While Environment Minister Tony Burke announced last Friday what he called “the most complete network of marine parks in the world”, Olsen, like many opposed to the parks, say their proclamation is based on “dodgy science”.
The reserves will take in 2.3 million square kilometres of ocean around Australia from July 2014, bringing the total protected area to 3.1 million square kilometres.
But Damon Olsen says there is no credible science behind many of the new marine reserves – especially in the Coral Sea where his business operates.
“I’ve attended several meetings in the last year with Tony Burke as part of the recreational fishing lobby and the short story is that we’re very disappointed there hasn’t been any credible science behind these marine reserves in the Coral Sea,” Olsen told news.com.au.
“Pick a marine scientist who doesn’t work for the Government and ask them what they think of it and they will say the evidence is marginal at best and dodgy at worst.
“The Minister has the right to proclaim these parks without the need to go through parliament, and with the Labor party in power with Greens preferences, if they don’t do what the Greens tell them they’ll have problems.
“Don’t worry about the facts, don’t worry about the science.”
But Labor and Greens politicians in Canberra swear the science is right.
Greens Senator Rachel Siewert said: “It is good to see the Government and Minister Burke finalise this plan, in spite of the ongoing and ill-informed scare campaign that has been run by some sectors.

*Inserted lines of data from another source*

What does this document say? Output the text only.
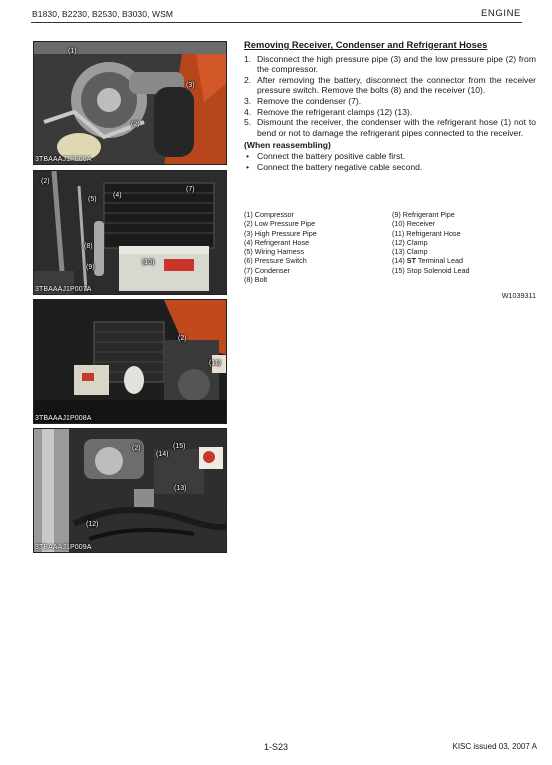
B1830, B2230, B2530, B3030, WSM	ENGINE
(1)
(3)
(2)
3TBAAAJ1P006A
(2)
(5)
(4)
(7)
(8)
(9)
(10)
3TBAAAJ1P007A
(2)
(11)
3TBAAAJ1P008A
(2)
(14)
(15)
(13)
(12)
3TBAAAJ1P009A
Removing Receiver, Condenser and Refrigerant Hoses
1. Disconnect the high pressure pipe (3) and the low pressure pipe (2) from the compressor.
2. After removing the battery, disconnect the connector from the receiver pressure switch. Remove the bolts (8) and the receiver (10).
3. Remove the condenser (7).
4. Remove the refrigerant clamps (12) (13).
5. Dismount the receiver, the condenser with the refrigerant hose (1) not to bend or not to damage the refrigerant pipes connected to the receiver.
(When reassembling)
• Connect the battery positive cable first.
• Connect the battery negative cable second.
(1) Compressor
(2) Low Pressure Pipe
(3) High Pressure Pipe
(4) Refrigerant Hose
(5) Wiring Harness
(6) Pressure Switch
(7) Condenser
(8) Bolt
(9) Refrigerant Pipe
(10) Receiver
(11) Refrigerant Hose
(12) Clamp
(13) Clamp
(14) ST Terminal Lead
(15) Stop Solenoid Lead
W1039311
1-S23	KISC issued 03, 2007 A
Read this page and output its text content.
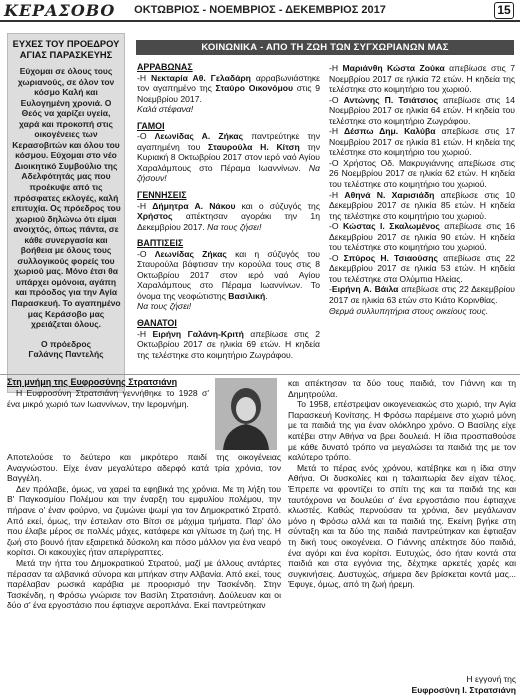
ΚΕΡΑΣΟΒΟ	ΟΚΤΩΒΡΙΟΣ - ΝΟΕΜΒΡΙΟΣ - ΔΕΚΕΜΒΡΙΟΣ 2017	15
ΕΥΧΕΣ ΤΟΥ ΠΡΟΕΔΡΟΥ ΑΓΙΑΣ ΠΑΡΑΣΚΕΥΗΣ
Εύχομαι σε όλους τους χωριανούς, σε όλον τον κόσμο Καλή και Ευλογημένη χρονιά. Ο Θεός να χαρίζει υγεία, χαρά και προκοπή στις οικογένειες των Κερασοβιτών και όλου του κόσμου. Εύχομαι στο νέο Διοικητικό Συμβούλιο της Αδελφότητάς μας που προέκυψε από τις πρόσφατες εκλογές, καλή επιτυχία. Ος πρόεδρος του χωριού δηλώνω ότι είμαι ανοιχτός, όπως πάντα, σε κάθε συνεργασία και βοήθεια με όλους τους συλλογικούς φορείς του χωριού μας. Μόνο έτσι θα υπάρχει ομόνοια, αγάπη και πρόοδος για την Αγία Παρασκευή. Το αγαπημένο μας Κεράσοβο μας χρειάζεται όλους.
Ο πρόεδρος
Γαλάνης Παντελής
ΚΟΙΝΩΝΙΚΑ - ΑΠΟ ΤΗ ΖΩΗ ΤΩΝ ΣΥΓΧΩΡΙΑΝΩΝ ΜΑΣ
ΑΡΡΑΒΩΝΑΣ

-Η Νεκταρία Αθ. Γελαδάρη αρραβωνιάστηκε τον αγαπημένο της Σταύρο Οικονόμου στις 9 Νοεμβρίου 2017.

Καλά στέφανα!

ΓΑΜΟΙ

-Ο Λεωνίδας Α. Ζήκας παντρεύτηκε την αγαπημένη του Σταυρούλα Η. Κίτση την Κυριακή 8 Οκτωβρίου 2017 στον ιερό ναό Αγίου Χαραλάμπους στο Πέραμα Ιωαννίνων. Να ζήσουν!

ΓΕΝΝΗΣΕΙΣ

-Η Δήμητρα Α. Νάκου και ο σύζυγός της Χρήστος απέκτησαν αγοράκι την 1η Δεκεμβρίου 2017. Να τους ζήσει!

ΒΑΠΤΙΣΕΙΣ

-Ο Λεωνίδας Ζήκας και η σύζυγός του Σταυρούλα βάφτισαν την κορούλα τους στις 8 Οκτωβρίου 2017 στον ιερό ναό Αγίου Χαραλάμπους στο Πέραμα Ιωαννίνων. Το όνομα της νεοφώτιστης Βασιλική.

Να τους ζήσει!

ΘΑΝΑΤΟΙ

-Η Ειρήνη Γαλάνη-Κριτή απεβίωσε στις 2 Οκτωβρίου 2017 σε ηλικία 69 ετών. Η κηδεία της τελέστηκε στο κοιμητήριο Ζωγράφου.

-Η Μαριάνθη Κώστα Ζούκα απεβίωσε στις 7 Νοεμβρίου 2017 σε ηλικία 72 ετών. Η κηδεία της τελέστηκε στο κοιμητήριο του χωριού.

-Ο Αντώνης Π. Τσιάτσιος απεβίωσε στις 14 Νοεμβρίου 2017 σε ηλικία 64 ετών. Η κηδεία του τελέστηκε στο κοιμητήριο Ζωγράφου.

-Η Δέσπω Δημ. Καλύβα απεβίωσε στις 17 Νοεμβρίου 2017 σε ηλικία 81 ετών. Η κηδεία της τελέστηκε στο κοιμητήριο του χωριού.

-Ο Χρήστος Οδ. Μακρυγιάννης απεβίωσε στις 26 Νοεμβρίου 2017 σε ηλικία 62 ετών. Η κηδεία του τελέστηκε στο κοιμητήριο του χωριού.

-Η Αθηνά Ν. Χαρισιάδη απεβίωσε στις 10 Δεκεμβρίου 2017 σε ηλικία 85 ετών. Η κηδεία της τελέστηκε στο κοιμητήριο του χωριού.

-Ο Κώστας Ι. Σκαλωμένος απεβίωσε στις 16 Δεκεμβρίου 2017 σε ηλικία 90 ετών. Η κηδεία του τελέστηκε στο κοιμητήριο του χωριού.

-Ο Σπύρος Η. Τσιαούσης απεβίωσε στις 22 Δεκεμβρίου 2017 σε ηλικία 53 ετών. Η κηδεία του τελέστηκε στα Ολύμπια Ηλείας.

-Ειρήνη Α. Βάιλα απεβίωσε στις 22 Δεκεμβρίου 2017 σε ηλικία 63 ετών στο Κιάτο Κορινθίας.

Θερμά συλλυπητήρια στους οικείους τους.

Στη μνήμη της Ευφροσύνης Στρατσιάνη

Η Ευφροσύνη Στρατσιάνη γεννήθηκε το 1928 σ' ένα μικρό χωριό των Ιωαννίνων, την Ιερομνήμη.

Αποτελούσε το δεύτερο και μικρότερο παιδί της οικογένειας Αναγνώστου. Είχε έναν μεγαλύτερο αδερφό κατά τρία χρόνια, τον Βαγγέλη.

Δεν πρόλαβε, όμως, να χαρεί τα εφηβικά της χρόνια. Με τη λήξη του Β' Παγκοσμίου Πολέμου και την έναρξη του εμφυλίου πολέμου, την πήρανε ο' έναν φούρνο, να ζυμώνει ψωμί για τον Δημοκρατικό Στρατό. Από εκεί, όμως, την έστειλαν στο Βίτσι σε μάχιμα τμήματα. Παρ' όλο που έλαβε μέρος σε πολλές μάχες, κατάφερε και γλίτωσε τη ζωή της. Η ζωή στο βουνό ήταν εξαιρετικά δύσκολη και πόσο μάλλον για ένα νεαρό κορίτσι. Οι κακουχίες ήταν απερίγραπτες.

Μετά την ήττα του Δημοκρατικού Στρατού, μαζί με άλλους αντάρτες πέρασαν τα αλβανικά σύνορα και μπήκαν στην Αλβανία. Από εκεί, τους παρέλαβαν ρωσικά καράβια με προορισμό την Τασκένδη. Στην Τασκένδη, η Φρόσω γνώρισε τον Βασίλη Στρατσιάνη. Δούλευαν και οι δύο σ' ένα εργοστάσιο που έφτιαχνε αεροπλάνα. Εκεί παντρεύτηκαν

και απέκτησαν τα δύο τους παιδιά, τον Γιάννη και τη Δημητρούλα.

Το 1958, επέστρεψαν οικογενειακώς στο χωριό, την Αγία Παρασκευή Κονίτσης. Η Φρόσω παρέμεινε στο χωριό μόνη με τα παιδιά της για έναν ολόκληρο χρόνο. Ο Βασίλης είχε κατέβει στην Αθήνα να βρει δουλειά. Η ίδια προσπαθούσε με κάθε δυνατό τρόπο να μεγαλώσει τα παιδιά της με τον καλύτερο τρόπο.

Μετά το πέρας ενός χρόνου, κατέβηκε και η ίδια στην Αθήνα. Οι δυσκολίες και η ταλαιπωρία δεν είχαν τέλος. Έπρεπε να φροντίζει το σπίτι της και τα παιδιά της και ταυτόχρονα να δουλεύει σ' ένα εργοστάσιο που έφτιαχνε κλωστές. Καθώς περνούσαν τα χρόνια, δεν μεγάλωναν μόνο η Φρόσω αλλά και τα παιδιά της. Εκείνη βγήκε στη σύνταξη και τα δύο της παιδιά παντρεύτηκαν και έφτιαξαν τη δική τους οικογένεια. Ο Γιάννης απέκτησε δύο παιδιά, ένα αγόρι και ένα κορίτσι. Ευτυχώς, όσο ήταν κοντά στα παιδιά και στα εγγόνια της, δέχτηκε αρκετές χαρές και συγκινήσεις. Δυστυχώς, σήμερα δεν βρίσκεται κοντά μας... Έφυγε, όμως, από τη ζωή ήρεμη.

Η εγγονή της
Ευφροσύνη Ι. Στρατσιάνη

“Effective marine protection is absolutely essential for the maintenance of long-term fish stocks and biodiversity which supports sustainable industry and communities around our coastline.
“This plan is a good foundation of a comprehensive, adequate and representative system of marine protected areas that prioritises long term sustainability and conservation.”
Queensland Nationals Senator Ron Boswell isn’t buying a word of that.
Senator Boswell says there is no evidence that setting aside special marine protection zones will do anything to preserve fish stocks.
“The fish do not know where the lines on the map are,” he told news.com.au.
“They swim in and out of the zones and quite frankly, if you exclude fisherman from the zones, they’ll all just go into other areas.”
Senator Boswell worries for Australia’s five million recreational anglers, and has grave concerns for fishing tourism operators like Damon Olsen.
“We’ve been sport fishing in the Coral Sea for 10 years and take 350-400 per year, of which 30 to 50 per cent come from overseas,” Olsen says.
“We employ 15 people, and while we knew this was coming so we haven’t had to lay anyone off, we are worried about the future.
“The big impact from a business point of view is the perception of Australia as a tourism fishing destination. We’ve been getting emails from people saying ‘what’s going on?’ Their perception is that Australia is closed to fishing.
“You can imagine how this is portrayed overseas. Don’t worry about ads that say ‘where the bloody hell are you?’, we’re effectively now saying ‘p— off we don’t want you’.”